We agree, and hold that RISA applies to the rent-to-own contracts at issue here.

VII

The judgment of the Appellate Division is reversed. The matter is remanded to the trial judge for reinstatement of Perez's complaint and for such further proceedings as are warranted.

CHIEF JUSTICE PORTIZ and JUSTICES LaVECCHIA, ZAZZALI, ALBIN and WALLACE join in JUSTICE LONG's opinion. JUSTICE RIVERA-SOTO filed a separate opinion, concurring in part and dissenting in part.

DISSENT BY: RIVERA-SOTO

[To] the extent the majority concludes that "RISA applies to the rent-to-own contracts at issue here [and] embraces plaintiff's contention that "the 30% interest rate cap in the criminal usury statute applies to the time price differential in RISA; and holds that plaintiff's individual and class claims under the Consumer Fraud Act must be reinstated I respectfully dissent for substantially the reasons expressed in Judge Petrella's thoughtful and reasoned opinion below. I add only the following.

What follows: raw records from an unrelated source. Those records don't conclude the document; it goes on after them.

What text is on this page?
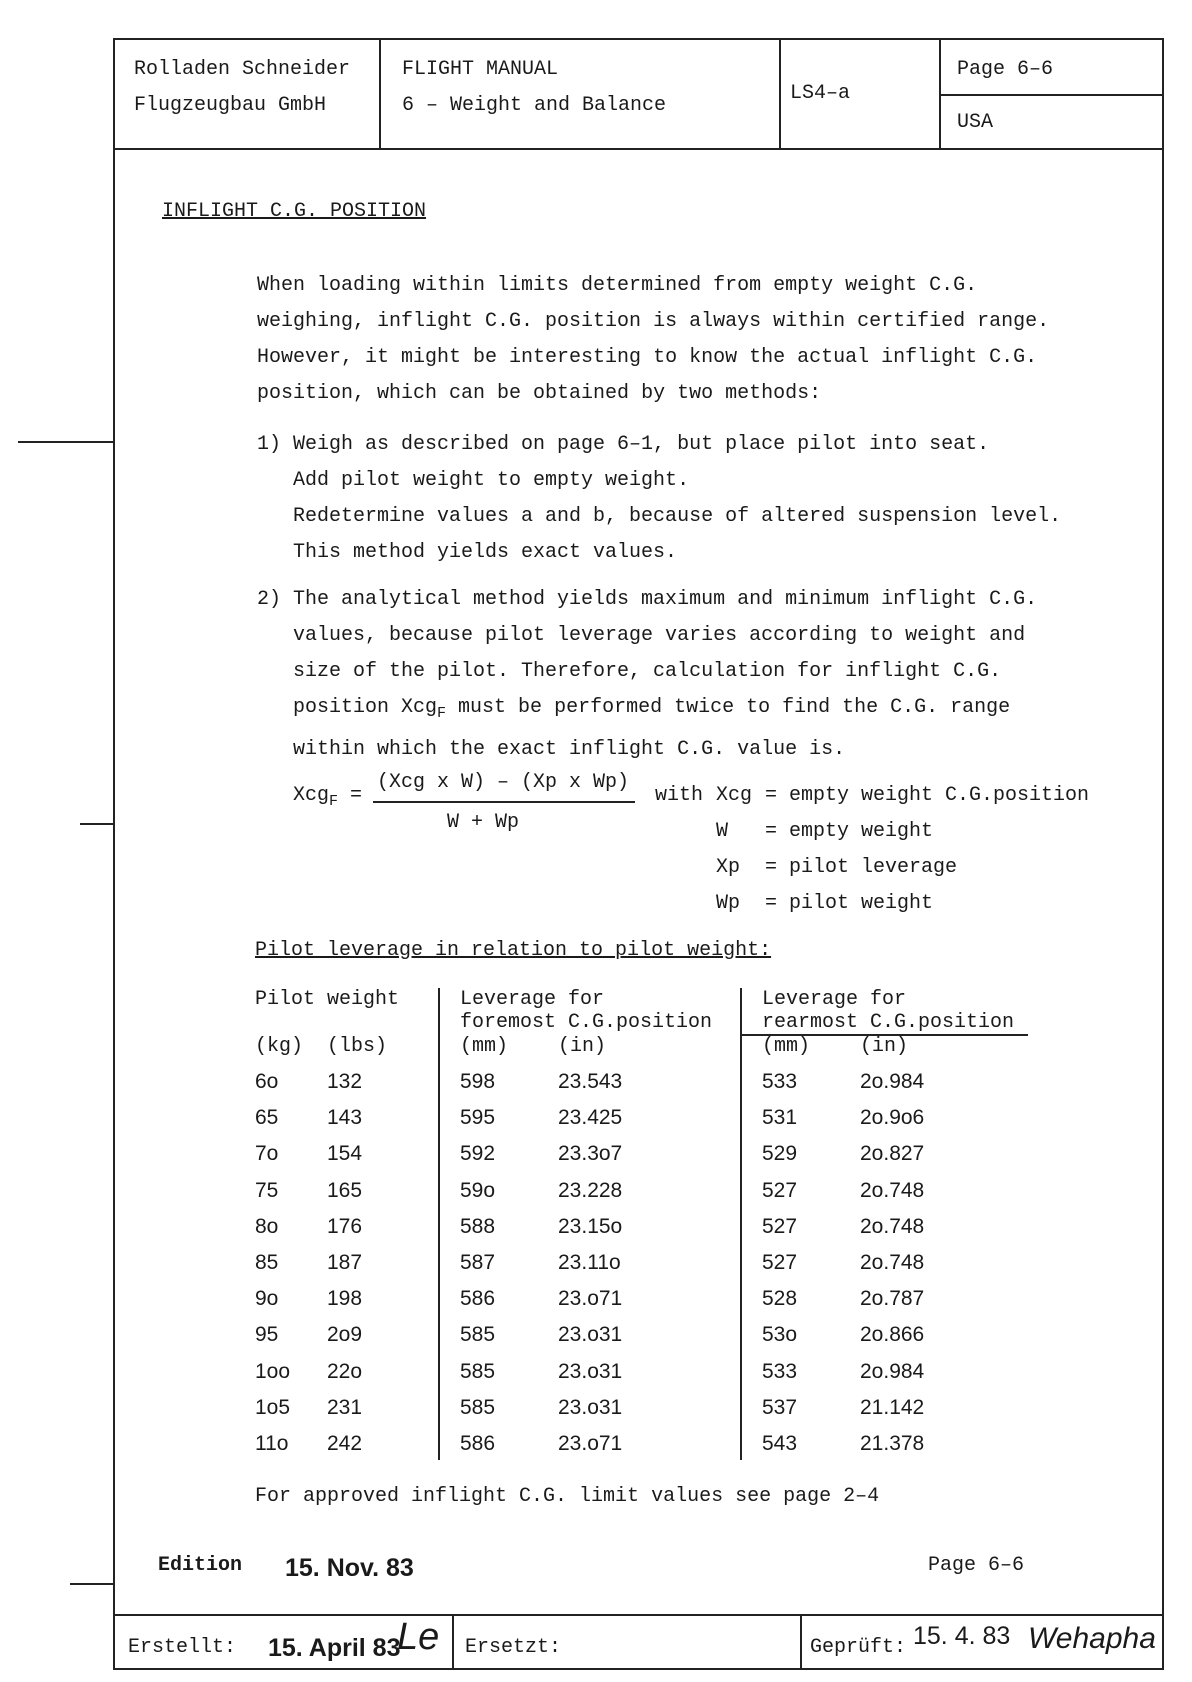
Rolladen Schneider
Flugzeugbau GmbH
FLIGHT MANUAL
6 – Weight and Balance
LS4–a
Page 6–6
USA
INFLIGHT C.G. POSITION
When loading within limits determined from empty weight C.G.
weighing, inflight C.G. position is always within certified range.
However, it might be interesting to know the actual inflight C.G.
position, which can be obtained by two methods:
1) Weigh as described on page 6–1, but place pilot into seat.
Add pilot weight to empty weight.
Redetermine values a and b, because of altered suspension level.
This method yields exact values.
2) The analytical method yields maximum and minimum inflight C.G.
values, because pilot leverage varies according to weight and
size of the pilot. Therefore, calculation for inflight C.G.
position Xcg$_F$ must be performed twice to find the C.G. range
within which the exact inflight C.G. value is.
Xcg$_F$ =
(Xcg x W) – (Xp x Wp)
W + Wp
with Xcg = empty weight C.G.position
W = empty weight
Xp = pilot leverage
Wp = pilot weight
Pilot leverage in relation to pilot weight:
Pilot weight	Leverage for
foremost C.G.position
Leverage for
rearmost C.G.position
(kg) (lbs)	(mm) (in)	(mm) (in)
6o 132	598	23.543	533	2o.984
65 143	595	23.425	531	2o.9o6
7o 154	592	23.3o7	529	2o.827
75 165	59o	23.228	527	2o.748
8o 176	588	23.15o	527	2o.748
85 187	587	23.11o	527	2o.748
9o 198	586	23.o71	528	2o.787
95 2o9	585	23.o31	53o	2o.866
1oo 22o	585	23.o31	533	2o.984
1o5 231	585	23.o31	537	21.142
11o 242	586	23.o71	543	21.378
For approved inflight C.G. limit values see page 2–4
Edition 15. Nov. 83	Page 6–6
Erstellt: 15. April 83
Le Ersetzt:	Geprüft: 15. 4. 83 Wehapha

Many may consider the rent-to-own industry abhorrent. However, setting aside that particularly noxious version of noblesse oblige, the fact remains that merchants that offer goods on a rent-to-own basis nevertheless satisfy an important need. The Federal Trade Commission has acknowledged that

[r]ent-to-own transactions provide immediate access to household goods for a relatively low weekly or monthly payment, typically without any down payment or credit check. Consumers enter into a self-renewing weekly or monthly lease for the rented merchandise, and are under no obligation to continue payments beyond the current weekly or monthly period. . . . These terms are attractive to many consumers who cannot afford a cash purchase, may be unable to qualify for credit, and are unwilling or unable to wait until they can save for a purchase. Some consumers also may value the flexibility offered by the transaction, which allows return of the merchandise at any time without obligation for further payments or negative impact on the customer's credit rating. Other consumers may rent merchandise to fill a temporary need or to try a product before buying it. [Federal Trade Commission, Bureau of Economics Staff Report: Survey of Rent-to-Own Customers ES-3 (April 2000).]

Moreover, the New Jersey Legislature has similarly recognized the value and contributions of this industry in a most eloquent way: by simply leaving it alone. As the Appellate Division noted in its Appendix, "[v]irtually every other state in the nation, as well as the District of Columbia, has adopted a statute explicitly regulating rent-to-own contracts as a distinct transactional form. The only exceptions are New Jersey, North Carolina and Wisconsin. "

If there is a need to regulate the rent-to-own industry--a need certainly not demonstrated in this record--then the source of that regulation should be legislative or executive action, and not a cobbled-together judicial cure for a perceived but unsubstantiated ill. Because a rent-to-own contract is not a "retail installment contract" under RISA, the provisions of RISA simply are inapplicable by their own terms. Further, because the criminal usury statute is not intended to apply to a time-price differential, that is, the difference between the cash price of an item and the cost to purchase that same item on credit, it similarly does not apply to rent-to-own contracts. Finally, because plaintiff's individual and class Consumer Fraud Act claims are based on her RISA and criminal usury claims, those too should fail.

For the foregoing reasons, I respectfully dissent.